Researcher Ethan Mollick's article on AI's "Jagged Frontier" looks at both these studies as well as how he uses AI depending on the task at hand. His conclusion thus far is:

"On some tasks AI is immensely powerful, and on others it fails completely or subtly. And, unless you use AI a lot, you won’t know which is which."  

AI prompting

Prompt engineering is how you construct inputs for generative AIs and is vital to ensuring you get output that is suitable to your needs. To do this, you need to have at least a baseline understanding of the topic at hand as you will need to use the correct terminology and an understanding of the context of the terms being used. In the case of AI image generation, you may need the basics of the type of art you wish to generate and the colour palettes, styles, periods, framing and other visual considerations in addition to defining the subject, focus, context, actions and settings you want to see in the final product.

Different AI tools can produce different results. Even the same AI tool can and will produce different outputs from the same input.
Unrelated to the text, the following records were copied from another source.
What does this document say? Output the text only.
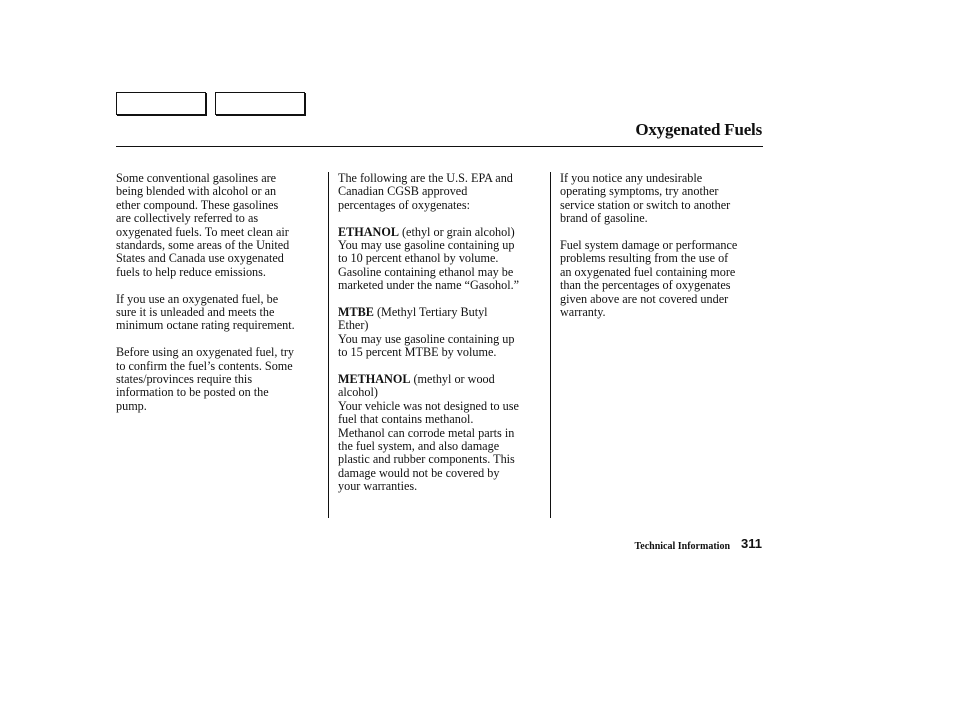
Oxygenated Fuels

Some conventional gasolines are
being blended with alcohol or an
ether compound. These gasolines
are collectively referred to as
oxygenated fuels. To meet clean air
standards, some areas of the United
States and Canada use oxygenated
fuels to help reduce emissions.

If you use an oxygenated fuel, be
sure it is unleaded and meets the
minimum octane rating requirement.

Before using an oxygenated fuel, try
to confirm the fuel’s contents. Some
states/provinces require this
information to be posted on the
pump.

The following are the U.S. EPA and
Canadian CGSB approved
percentages of oxygenates:

ETHANOL (ethyl or grain alcohol)
You may use gasoline containing up
to 10 percent ethanol by volume.
Gasoline containing ethanol may be
marketed under the name “Gasohol.”

MTBE (Methyl Tertiary Butyl
Ether)
You may use gasoline containing up
to 15 percent MTBE by volume.

METHANOL (methyl or wood
alcohol)
Your vehicle was not designed to use
fuel that contains methanol.
Methanol can corrode metal parts in
the fuel system, and also damage
plastic and rubber components. This
damage would not be covered by
your warranties.

If you notice any undesirable
operating symptoms, try another
service station or switch to another
brand of gasoline.

Fuel system damage or performance
problems resulting from the use of
an oxygenated fuel containing more
than the percentages of oxygenates
given above are not covered under
warranty.

Technical Information 311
Practice is key to getting the results you want. 

Some basic rules of prompting are:

  • Be concise - avoid colloquialisms and slang, use direct language, avoid trying to complete multiple tasks at once 
  • Target word complexity - this will help the AI understand the level of sophistication of the output
  • Provide context - provide the AI with a persona (a description of a person it should act as), the audience, the situation
  • Specify the output format - with a text AI - are you looking for quiz questions, a rubric, some bullet points from a transcript, a text description of an image, a summary of a document, a research question or paper title, a video script from your notes?
  • Parameters - is there any specific style or tone you're after? An artistic school or style of image? Background colour? How long do you want the output to be in terms of words, minutes, pages, number of bullet points?
  • Ask the AI if it has questions before it starts - this you can opt to do or not, depending on your context, but it can prompt you with some surprising questions that can help it narrow the context

This video from the Wharton School's Eli and Lilach Mollick demonstrate some AI prompting techniques. The key to getting proficient at AI prompting is practice. 

Video: Practical AI for Instructors and Students Part 3: Prompting AI (Length: 11:41)

Note: since this was written, ChatGPT has rolled out "custom GPTs" for paid subscribers. This functionality allows users to create persistent, contextualised personas that they can share with others. As well, paid subscribers can upload PDFs and images for analysis by ChatGPT.